Mme Duhamel côtoyait le Dr Turcotte depuis plusieurs années à l'hôpital. Invité par la défense à le décrire, elle a reconnu que c'était un médecin exemplaire, généreux, qui prenait son travail à coeur. «Le médecin parfait pour une infirmière», a-t-elle résumé. Elle l'avait vu la veille, soit le vendredi, à l'hôpital. Il était égal à lui-même, gentil, poli, souriant, calme. Il y avait cependant un peu de tristesse dans ses yeux. «On l'avait remarqué, on était au courant pour la séparation.»

Endurer

Outre Mme Duhamel, il y avait le préposé aux bénéficiaires Stéphane Gagnon, de même que le Dr Marie-Pierre Chartrand et une policière, dans la salle de réanimation, cet après-midi là. D'autres personnes entraient occasionnellement. C'est le cas de Guylaine Paquin, responsable de l'urgence. Selon le témoignage de cette dernière, en la voyant arriver près de lui, Guy Turcotte lui a pris la main et l'a tenue très serrée en lui disant: «Si vous saviez ce qu'elle (Isabelle Gaston] m'a fait endurer. Elle avait tout ce qu'elle voulait, elle faisait tout ce qu'elle voulait et elle voyageait comme elle voulait.»

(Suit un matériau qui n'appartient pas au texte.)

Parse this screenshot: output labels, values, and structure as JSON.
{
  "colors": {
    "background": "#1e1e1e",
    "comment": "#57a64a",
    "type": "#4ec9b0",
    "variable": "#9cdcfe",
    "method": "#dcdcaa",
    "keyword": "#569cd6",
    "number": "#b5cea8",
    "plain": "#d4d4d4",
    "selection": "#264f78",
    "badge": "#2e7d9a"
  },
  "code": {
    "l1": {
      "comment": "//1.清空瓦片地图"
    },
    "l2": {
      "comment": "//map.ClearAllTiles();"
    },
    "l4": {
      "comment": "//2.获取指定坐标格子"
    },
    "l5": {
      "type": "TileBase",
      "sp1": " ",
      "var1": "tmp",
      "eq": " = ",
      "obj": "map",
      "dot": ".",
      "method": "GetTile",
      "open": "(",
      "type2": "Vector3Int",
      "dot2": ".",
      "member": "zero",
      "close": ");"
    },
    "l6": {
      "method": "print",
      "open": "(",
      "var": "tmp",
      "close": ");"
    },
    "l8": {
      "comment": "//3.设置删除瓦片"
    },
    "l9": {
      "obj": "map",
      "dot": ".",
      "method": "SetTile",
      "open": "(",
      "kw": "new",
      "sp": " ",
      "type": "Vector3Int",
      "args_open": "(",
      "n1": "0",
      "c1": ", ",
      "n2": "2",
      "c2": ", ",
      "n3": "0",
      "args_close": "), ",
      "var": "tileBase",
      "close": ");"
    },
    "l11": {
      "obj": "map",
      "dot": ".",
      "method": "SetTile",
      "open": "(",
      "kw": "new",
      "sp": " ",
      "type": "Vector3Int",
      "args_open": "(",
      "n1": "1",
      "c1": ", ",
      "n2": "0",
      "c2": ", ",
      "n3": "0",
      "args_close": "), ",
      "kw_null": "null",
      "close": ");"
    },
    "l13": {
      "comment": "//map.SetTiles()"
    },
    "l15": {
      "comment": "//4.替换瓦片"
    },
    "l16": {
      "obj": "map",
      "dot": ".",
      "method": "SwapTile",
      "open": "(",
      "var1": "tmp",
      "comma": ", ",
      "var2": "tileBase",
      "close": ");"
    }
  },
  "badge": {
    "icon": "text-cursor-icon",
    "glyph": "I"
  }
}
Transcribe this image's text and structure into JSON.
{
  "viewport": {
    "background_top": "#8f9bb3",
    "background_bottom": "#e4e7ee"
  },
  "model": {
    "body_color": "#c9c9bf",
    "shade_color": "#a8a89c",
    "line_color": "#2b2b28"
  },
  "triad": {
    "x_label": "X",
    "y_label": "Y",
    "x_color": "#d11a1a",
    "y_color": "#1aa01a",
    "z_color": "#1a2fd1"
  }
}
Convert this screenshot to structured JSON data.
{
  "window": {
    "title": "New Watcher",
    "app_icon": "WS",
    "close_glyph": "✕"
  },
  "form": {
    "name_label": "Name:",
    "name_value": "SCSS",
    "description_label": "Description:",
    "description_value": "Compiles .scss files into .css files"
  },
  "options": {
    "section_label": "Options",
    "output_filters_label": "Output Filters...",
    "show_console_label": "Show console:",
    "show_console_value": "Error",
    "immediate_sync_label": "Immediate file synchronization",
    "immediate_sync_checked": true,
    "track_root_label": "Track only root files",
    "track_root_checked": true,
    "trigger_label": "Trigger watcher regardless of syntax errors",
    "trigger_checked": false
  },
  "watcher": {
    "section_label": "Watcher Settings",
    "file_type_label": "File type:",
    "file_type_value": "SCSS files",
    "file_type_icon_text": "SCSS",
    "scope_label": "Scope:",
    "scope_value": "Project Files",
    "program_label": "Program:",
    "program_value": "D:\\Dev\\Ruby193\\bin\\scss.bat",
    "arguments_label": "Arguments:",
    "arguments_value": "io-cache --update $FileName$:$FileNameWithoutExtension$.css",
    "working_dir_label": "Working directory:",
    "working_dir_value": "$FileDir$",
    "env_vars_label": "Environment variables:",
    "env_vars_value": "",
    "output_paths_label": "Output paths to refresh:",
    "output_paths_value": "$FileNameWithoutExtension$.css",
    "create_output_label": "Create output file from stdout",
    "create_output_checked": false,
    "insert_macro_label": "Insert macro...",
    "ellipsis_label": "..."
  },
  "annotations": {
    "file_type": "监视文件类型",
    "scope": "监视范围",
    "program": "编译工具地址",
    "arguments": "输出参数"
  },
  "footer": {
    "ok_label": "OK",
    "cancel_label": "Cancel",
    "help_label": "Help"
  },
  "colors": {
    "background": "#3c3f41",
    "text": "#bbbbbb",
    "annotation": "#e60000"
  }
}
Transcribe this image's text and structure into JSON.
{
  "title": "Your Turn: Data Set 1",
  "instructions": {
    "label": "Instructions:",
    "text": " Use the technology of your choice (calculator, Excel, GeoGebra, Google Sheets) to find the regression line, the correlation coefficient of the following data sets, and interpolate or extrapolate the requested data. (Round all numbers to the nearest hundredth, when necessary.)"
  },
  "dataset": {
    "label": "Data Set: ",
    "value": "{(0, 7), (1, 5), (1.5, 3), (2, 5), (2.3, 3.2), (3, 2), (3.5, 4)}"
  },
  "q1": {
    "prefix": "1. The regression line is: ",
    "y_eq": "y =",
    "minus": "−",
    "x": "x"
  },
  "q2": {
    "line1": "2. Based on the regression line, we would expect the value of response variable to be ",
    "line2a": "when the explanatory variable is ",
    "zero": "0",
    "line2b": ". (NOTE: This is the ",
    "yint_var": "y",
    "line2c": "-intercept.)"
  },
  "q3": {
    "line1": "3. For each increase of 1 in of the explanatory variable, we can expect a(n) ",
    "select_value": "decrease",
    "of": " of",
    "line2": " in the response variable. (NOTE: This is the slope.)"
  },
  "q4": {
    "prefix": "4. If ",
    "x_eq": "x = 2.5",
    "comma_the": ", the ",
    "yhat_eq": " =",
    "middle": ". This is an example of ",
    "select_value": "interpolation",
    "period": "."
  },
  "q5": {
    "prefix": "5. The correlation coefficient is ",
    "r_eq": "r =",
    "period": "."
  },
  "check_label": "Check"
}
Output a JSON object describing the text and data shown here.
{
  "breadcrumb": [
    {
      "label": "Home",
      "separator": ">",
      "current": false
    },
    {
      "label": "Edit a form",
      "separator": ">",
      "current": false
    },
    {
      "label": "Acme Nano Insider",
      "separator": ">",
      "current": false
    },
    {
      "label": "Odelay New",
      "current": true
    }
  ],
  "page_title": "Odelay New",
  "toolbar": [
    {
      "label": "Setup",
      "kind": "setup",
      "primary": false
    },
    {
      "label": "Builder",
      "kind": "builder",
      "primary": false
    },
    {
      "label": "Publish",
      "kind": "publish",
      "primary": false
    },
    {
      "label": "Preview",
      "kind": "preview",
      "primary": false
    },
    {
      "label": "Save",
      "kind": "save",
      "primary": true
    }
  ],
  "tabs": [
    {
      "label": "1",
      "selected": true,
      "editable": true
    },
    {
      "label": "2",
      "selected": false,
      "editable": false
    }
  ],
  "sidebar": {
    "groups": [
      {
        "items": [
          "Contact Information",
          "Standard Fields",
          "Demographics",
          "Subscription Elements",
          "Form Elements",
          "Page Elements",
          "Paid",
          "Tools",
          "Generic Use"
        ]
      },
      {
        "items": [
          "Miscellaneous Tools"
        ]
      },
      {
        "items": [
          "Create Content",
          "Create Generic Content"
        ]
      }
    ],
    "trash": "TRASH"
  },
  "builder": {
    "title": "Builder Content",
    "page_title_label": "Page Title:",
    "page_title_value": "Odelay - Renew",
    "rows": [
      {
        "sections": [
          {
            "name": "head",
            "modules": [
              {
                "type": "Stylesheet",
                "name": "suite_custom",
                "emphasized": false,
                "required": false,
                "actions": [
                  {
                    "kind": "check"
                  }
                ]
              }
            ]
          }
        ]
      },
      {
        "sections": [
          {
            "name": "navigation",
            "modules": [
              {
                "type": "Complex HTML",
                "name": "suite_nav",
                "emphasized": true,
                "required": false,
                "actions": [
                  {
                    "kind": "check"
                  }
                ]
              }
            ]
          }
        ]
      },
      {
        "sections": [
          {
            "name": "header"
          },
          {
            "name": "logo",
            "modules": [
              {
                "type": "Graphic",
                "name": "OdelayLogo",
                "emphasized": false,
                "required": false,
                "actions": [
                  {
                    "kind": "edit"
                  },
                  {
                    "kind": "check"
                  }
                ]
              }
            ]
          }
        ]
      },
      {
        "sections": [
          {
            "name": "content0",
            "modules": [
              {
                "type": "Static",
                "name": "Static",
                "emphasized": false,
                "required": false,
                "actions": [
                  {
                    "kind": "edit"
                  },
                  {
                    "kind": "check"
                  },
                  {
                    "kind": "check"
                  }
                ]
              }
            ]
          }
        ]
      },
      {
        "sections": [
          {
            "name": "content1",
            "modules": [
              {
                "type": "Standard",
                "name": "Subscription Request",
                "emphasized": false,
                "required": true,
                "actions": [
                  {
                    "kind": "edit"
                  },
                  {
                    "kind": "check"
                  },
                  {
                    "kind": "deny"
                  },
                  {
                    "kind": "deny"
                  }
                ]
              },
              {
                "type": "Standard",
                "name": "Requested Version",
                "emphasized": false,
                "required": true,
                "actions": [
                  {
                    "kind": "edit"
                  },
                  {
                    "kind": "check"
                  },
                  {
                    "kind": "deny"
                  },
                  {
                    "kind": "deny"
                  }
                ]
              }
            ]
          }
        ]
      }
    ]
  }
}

Mme Paquin est intervenue plus tard cet après-midi là auprès du préposé Gagnon, car celui-ci questionnait Turcotte sur les meurtres. Il demandait ce qui était arrivé, quand et comment. «J'ai tué mes enfants. Avec un couteau. Hier soir à huit heures», a répondu M. Turcotte.

Rappelons que M. Turcotte a admis dès le début du procès, lundi, qu'il avait tué ses enfants. Olivier cinq ans et Anne-Sophie, trois ans ont été poignardés dans la maison que leur père venait de louer, à Piedmont. L'enjeu de ce procès sera de déterminer si Guy Turcotte était responsable mentalement de ses gestes au moment de les commettre.

Le procès devant jury qui se tient à Saint-Jérôme, reprendra mardi.